Web. Proud to Call It Home.

Somebody the other day told me that New Orleans is like a digital swamp. I felt a slight pinprick, and I am still thinking about if it matters (and if it is true). Compared to the Silicon Valley hosting tomorrow the second Science Foo Camp - SciFoo, hosting zillions of big and small seminars of web savvy professionals, it is a swamp, but then, which city isn’t? does it matter? Admittedly, it does. No thrill of web entrepreneurial spirit closely surrounding me. No blogger fellows around me here and there dropping words I get excited about (and stressed that I have not kept abreast with the latest geekfeed). Hey, no bloggers bickering about if web 2.0 is totally a marketing invention or not (OK, I am glad not having to go through all these pointless web 2.0 or not web 2.0 debates. Really). But there must be a digital catch-up in NOLA too. And once I am here, I want to be in it. There are Meetups in the city (I mean The meetup.com site), there are blogs, bloggers, nola.com (one of them is an odd one out).

We have moved to New Orleans from Budapest, Hungary 6 weeks ago, and I have been offered a position at a digital marketing agency concentrating on mixed online campaigns (SEO, SEM, SMM, what have you). Partly due to the 2005 destructions, New Orleans is less developed digitally than Budapest - I have not expected so. Yet I am glad to get back to business - get back to business data interpretation divings, campaign refinements, chatting with colleagues, getting to know clients. These are the big clients. Official, smart. Local? Guess what?

On the other hand, as a volunteer wishing to do good, I have also listened to some small businesses (really small businesses - let’s say 200 USD for marketing - trying to think about using the web - not only for the Gulf Coast business prospects. It is good to hear that I am needed to bring traffic to help restarting business through their sites, and I will.
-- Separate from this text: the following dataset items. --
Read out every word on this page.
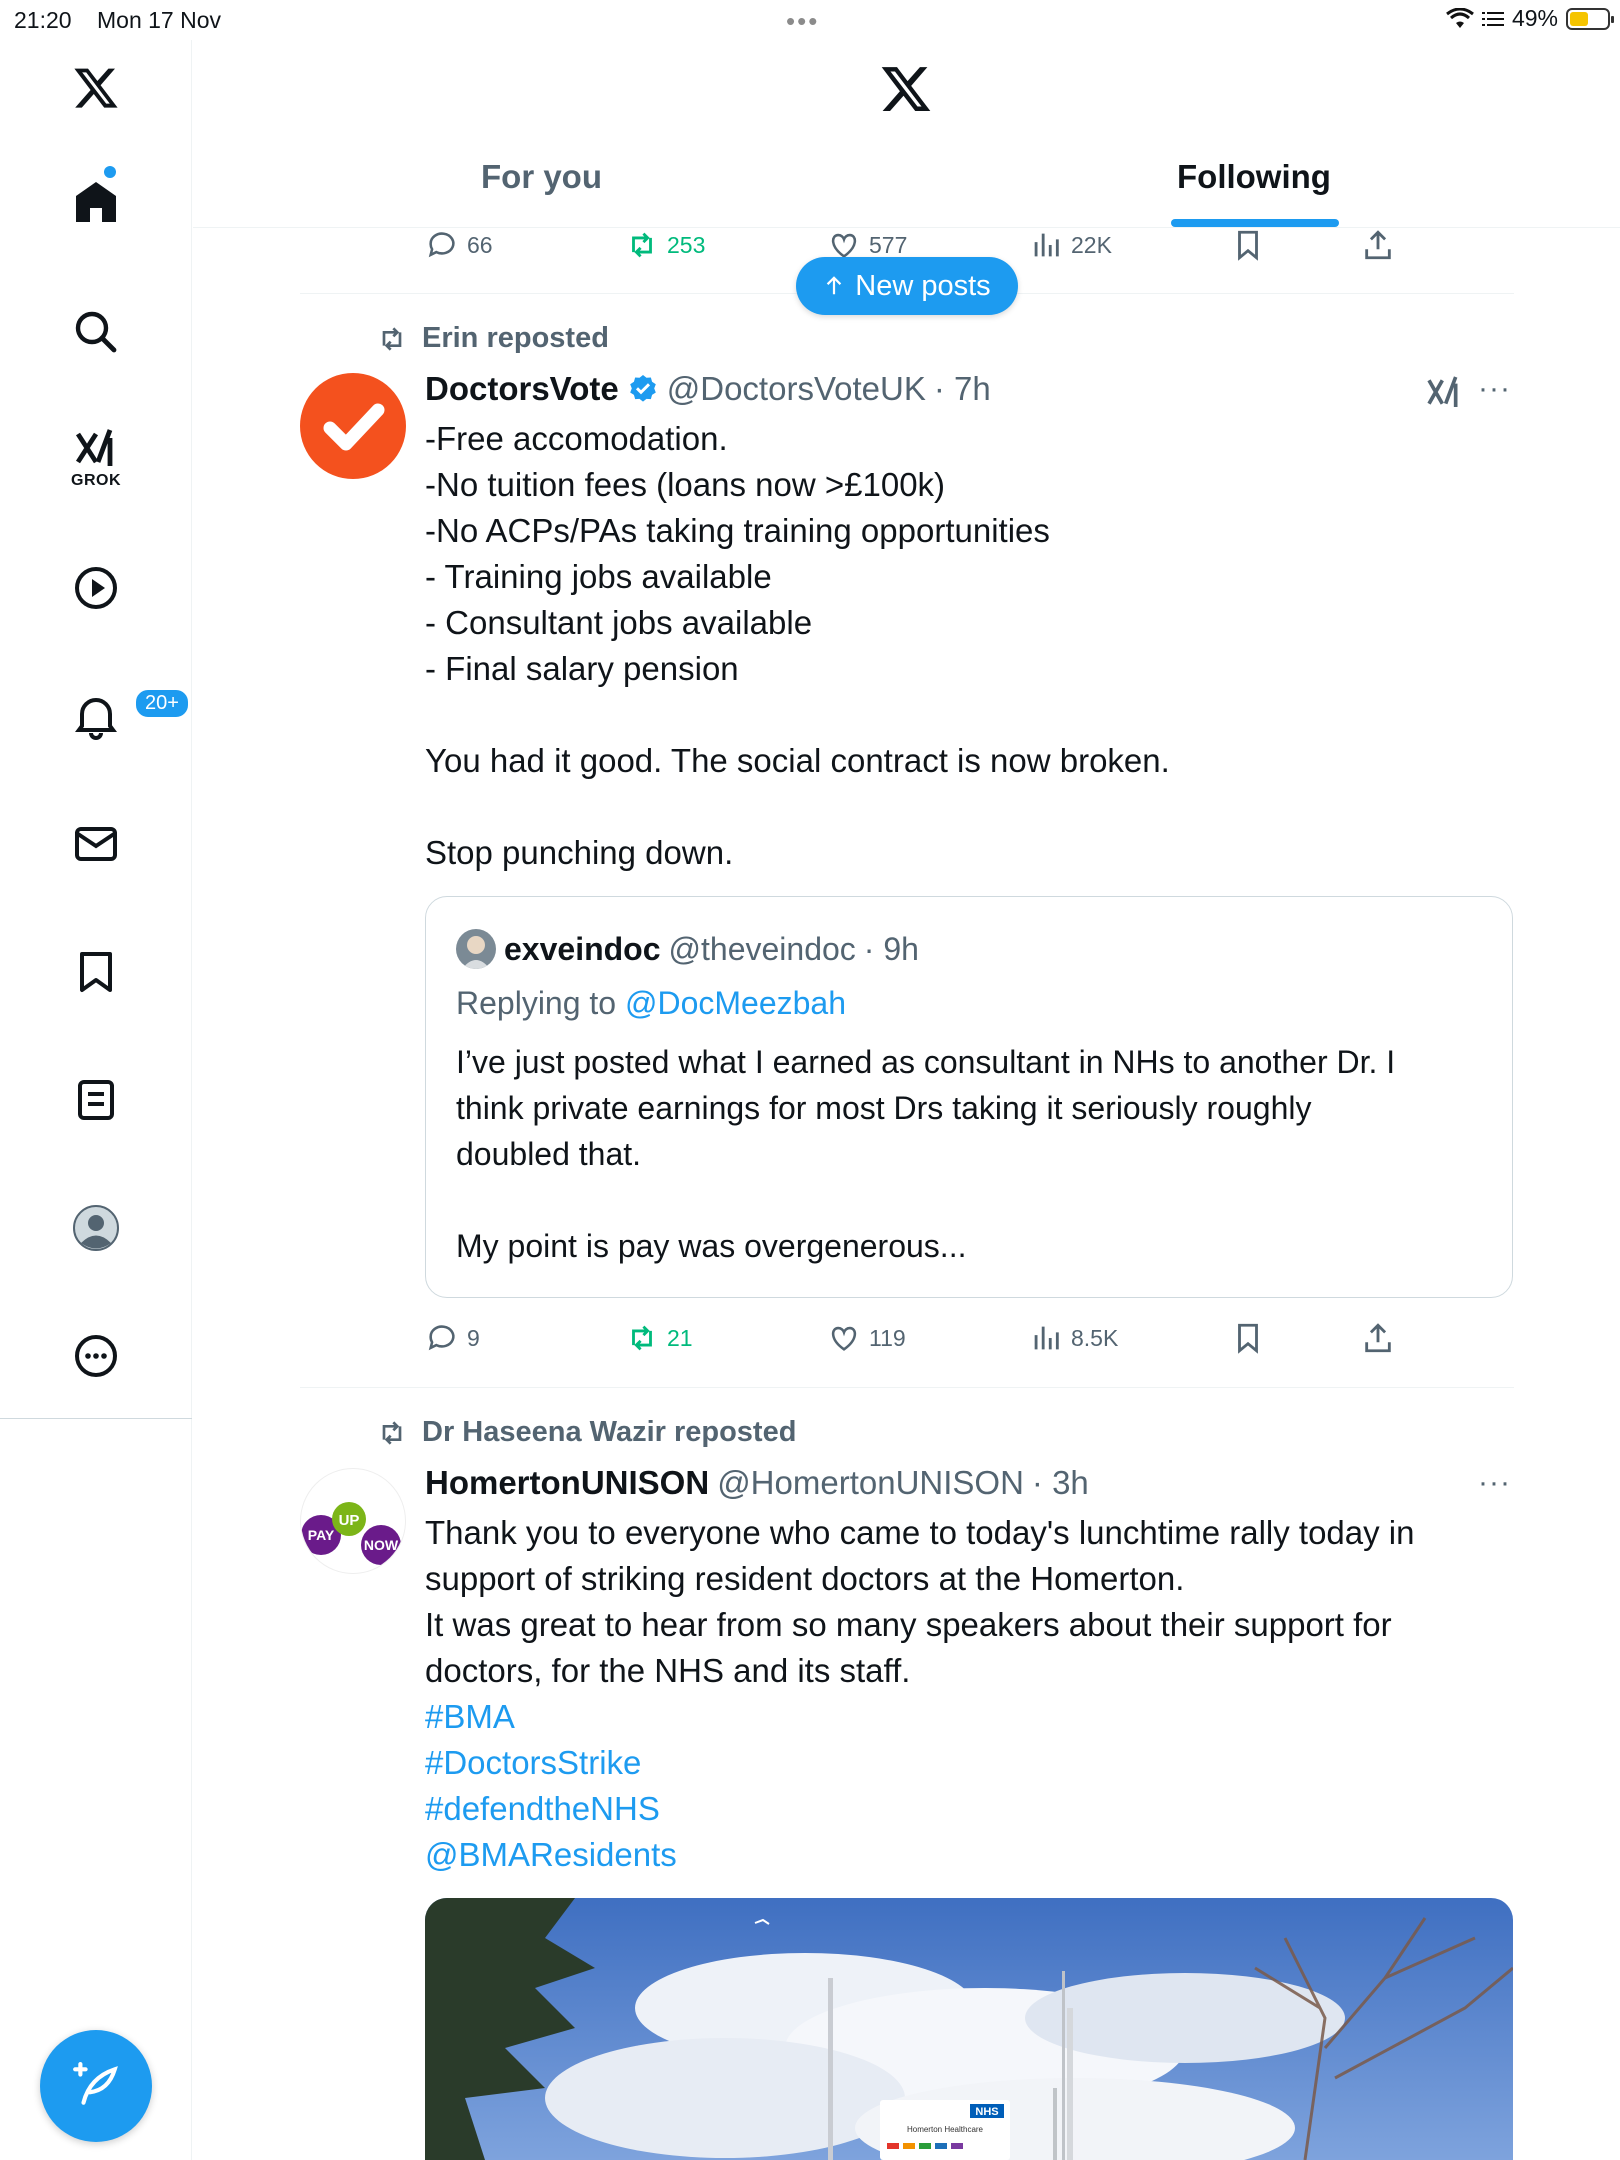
21:20 Mon 17 Nov	•••	49%
GROK
20+
For you	Following
New posts
66	253	577	22K
Erin reposted
DoctorsVote @DoctorsVoteUK · 7h	···
-Free accomodation.
-No tuition fees (loans now >£100k)
-No ACPs/PAs taking training opportunities
- Training jobs available
- Consultant jobs available
- Final salary pension
You had it good. The social contract is now broken.
Stop punching down.
exveindoc @theveindoc · 9h
Replying to @DocMeezbah
I’ve just posted what I earned as consultant in NHs to another Dr. I
think private earnings for most Drs taking it seriously roughly
doubled that.
My point is pay was overgenerous...
9	21	119	8.5K
Dr Haseena Wazir reposted
PAY
UP
NOW
HomertonUNISON @HomertonUNISON · 3h	···
Thank you to everyone who came to today's lunchtime rally today in
support of striking resident doctors at the Homerton.
It was great to hear from so many speakers about their support for
doctors, for the NHS and its staff.
#BMA
#DoctorsStrike
#defendtheNHS
@BMAResidents
NHS
Homerton Healthcare
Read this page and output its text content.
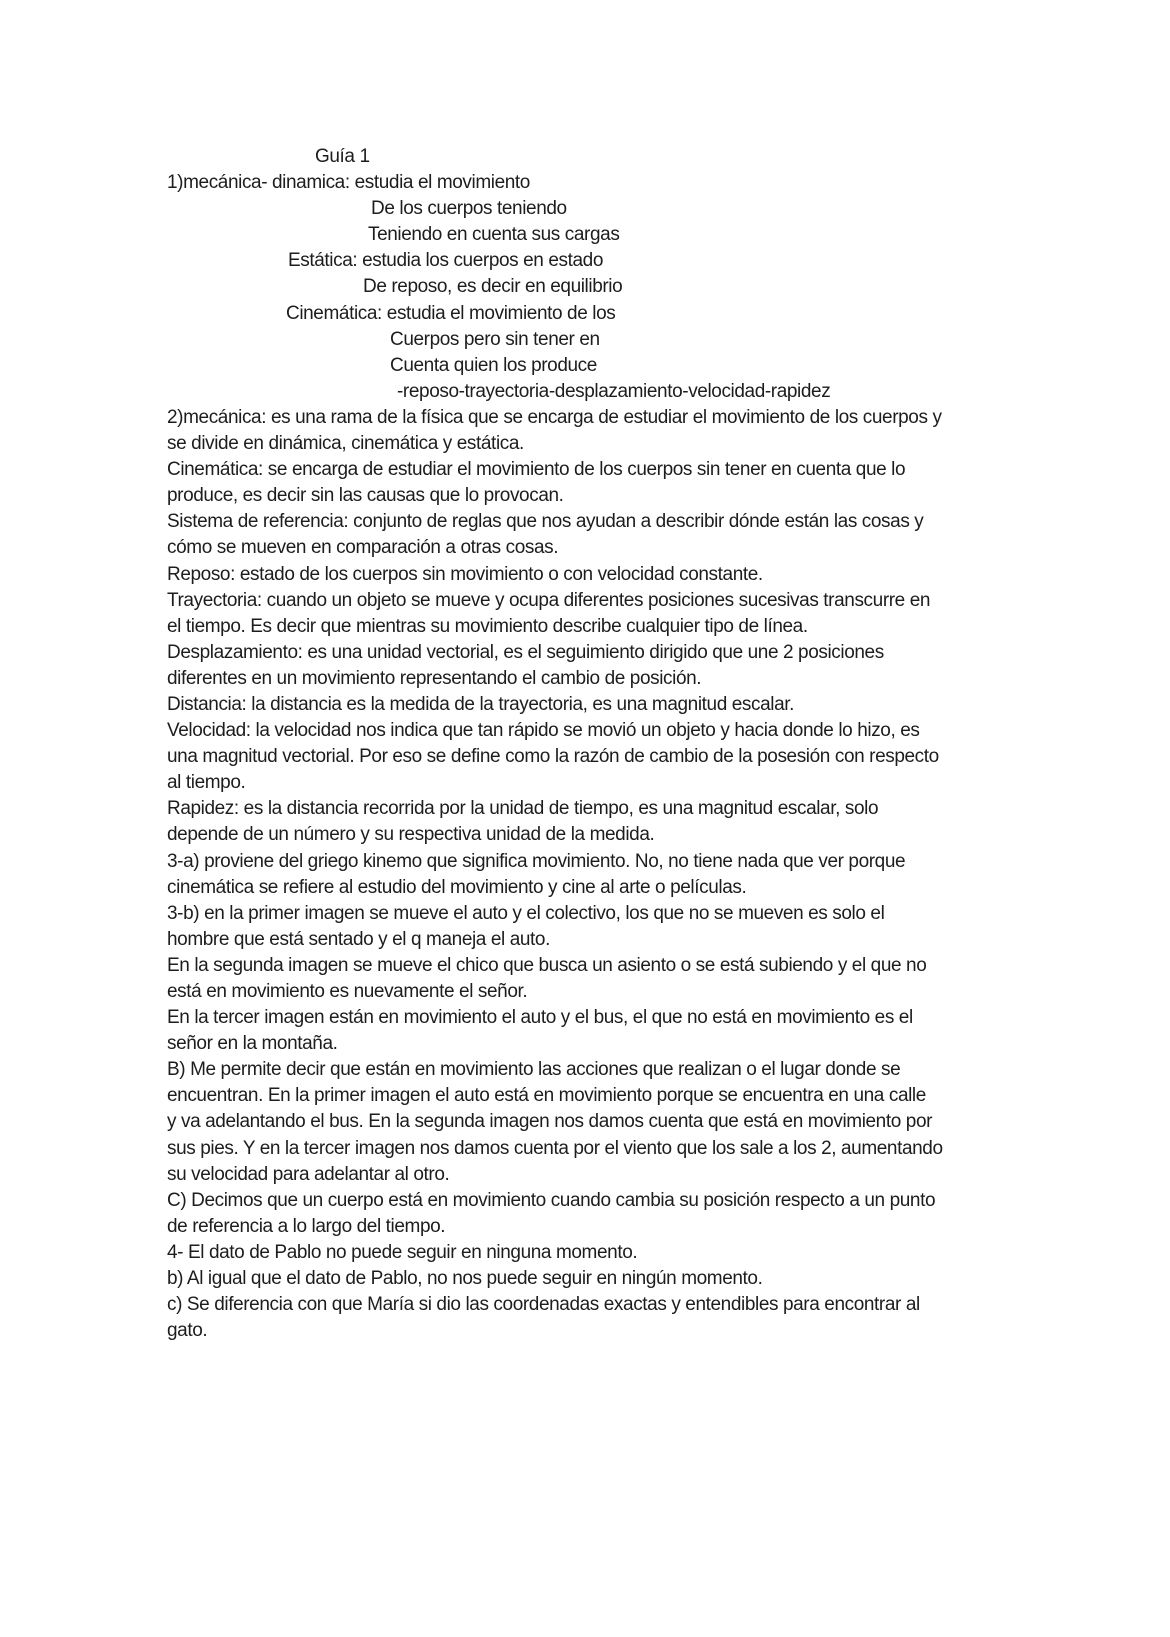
Guía 1
1)mecánica- dinamica: estudia el movimiento
De los cuerpos teniendo
Teniendo en cuenta sus cargas
Estática: estudia los cuerpos en estado
De reposo, es decir en equilibrio
Cinemática: estudia el movimiento de los
Cuerpos pero sin tener en
Cuenta quien los produce
-reposo-trayectoria-desplazamiento-velocidad-rapidez
2)mecánica: es una rama de la física que se encarga de estudiar el movimiento de los cuerpos y
se divide en dinámica, cinemática y estática.
Cinemática: se encarga de estudiar el movimiento de los cuerpos sin tener en cuenta que lo
produce, es decir sin las causas que lo provocan.
Sistema de referencia: conjunto de reglas que nos ayudan a describir dónde están las cosas y
cómo se mueven en comparación a otras cosas.
Reposo: estado de los cuerpos sin movimiento o con velocidad constante.
Trayectoria: cuando un objeto se mueve y ocupa diferentes posiciones sucesivas transcurre en
el tiempo. Es decir que mientras su movimiento describe cualquier tipo de línea.
Desplazamiento: es una unidad vectorial, es el seguimiento dirigido que une 2 posiciones
diferentes en un movimiento representando el cambio de posición.
Distancia: la distancia es la medida de la trayectoria, es una magnitud escalar.
Velocidad: la velocidad nos indica que tan rápido se movió un objeto y hacia donde lo hizo, es
una magnitud vectorial. Por eso se define como la razón de cambio de la posesión con respecto
al tiempo.
Rapidez: es la distancia recorrida por la unidad de tiempo, es una magnitud escalar, solo
depende de un número y su respectiva unidad de la medida.
3-a) proviene del griego kinemo que significa movimiento. No, no tiene nada que ver porque
cinemática se refiere al estudio del movimiento y cine al arte o películas.
3-b) en la primer imagen se mueve el auto y el colectivo, los que no se mueven es solo el
hombre que está sentado y el q maneja el auto.
En la segunda imagen se mueve el chico que busca un asiento o se está subiendo y el que no
está en movimiento es nuevamente el señor.
En la tercer imagen están en movimiento el auto y el bus, el que no está en movimiento es el
señor en la montaña.
B) Me permite decir que están en movimiento las acciones que realizan o el lugar donde se
encuentran. En la primer imagen el auto está en movimiento porque se encuentra en una calle
y va adelantando el bus. En la segunda imagen nos damos cuenta que está en movimiento por
sus pies. Y en la tercer imagen nos damos cuenta por el viento que los sale a los 2, aumentando
su velocidad para adelantar al otro.
C) Decimos que un cuerpo está en movimiento cuando cambia su posición respecto a un punto
de referencia a lo largo del tiempo.
4- El dato de Pablo no puede seguir en ninguna momento.
b) Al igual que el dato de Pablo, no nos puede seguir en ningún momento.
c) Se diferencia con que María si dio las coordenadas exactas y entendibles para encontrar al
gato.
I wish to put my contribution to the redevelopment of a city with marked features, softly padded air, great food, omnipresent fleur-de-lys motifs, people chatting on patios, enjoying music, not even noticing the hypnotizing sounds of locusts, and, most importantly, resisting any outsider’s dilemma if New Orleans should be rebuilt or not. It is to stay, as the cards, stickers, flags, T-shirts say: “New Orleans. Proud to call it home.”

Still, I am extremely grateful that my insatiable appetite for intelligent, fresh, rich, mature discussions on digital trends gets some up-to-date, cutting edge feeds via the web. Thank you web and people.

“Web. Proud to call it home.”

My family. Proud to call it home.

4 Responses to “Web. Proud to Call It Home.”

  1. Welcome to Tortuga. You did land in a digital swamp. If we keep with that analogy, it *is* a mixture of many small things that are alive, a breeding ground of life yet unsettled and never refined. You are definitely not in the USA.
    As you live here, you will find many creative class people, become incredibly frustrated but will likely learn web and non-web things that will open your mind unlike any of the dry, hard lands we are surrounded by.

  2. Hello Saffy, thanks for the welcoming thoughtful words. “Not in the USA” seems to be a common ground here. What makes it non-US exactly? (This is my first US stay as you can see.) The French influence? The Code Napoleon? The abundance of music and art galleries? The presence of a strong Black American middle class? The creepy voodoo things and the swamp monster? What else?

  3. Welcome to New Orleans. Where are you working? Where are you staying?

    Ann Plugged, you have a lot of kind things to say about New Orleans in describing the differences. Thank you. The city is often described as the Northern most Carribbean city.

  4. Hello Alan, thanks for the info. So far I have only heard ‘Big Easy’ as a nick name.
    I work as a SEM & SMM account strategist and consultant at one of the newly established agencies, plus I do extracurricular online communications jobs. Let me know how I could help with recovery projects.

    (We are staying in the garden district - in the lucky neighbourhood of St James Cheese Company!)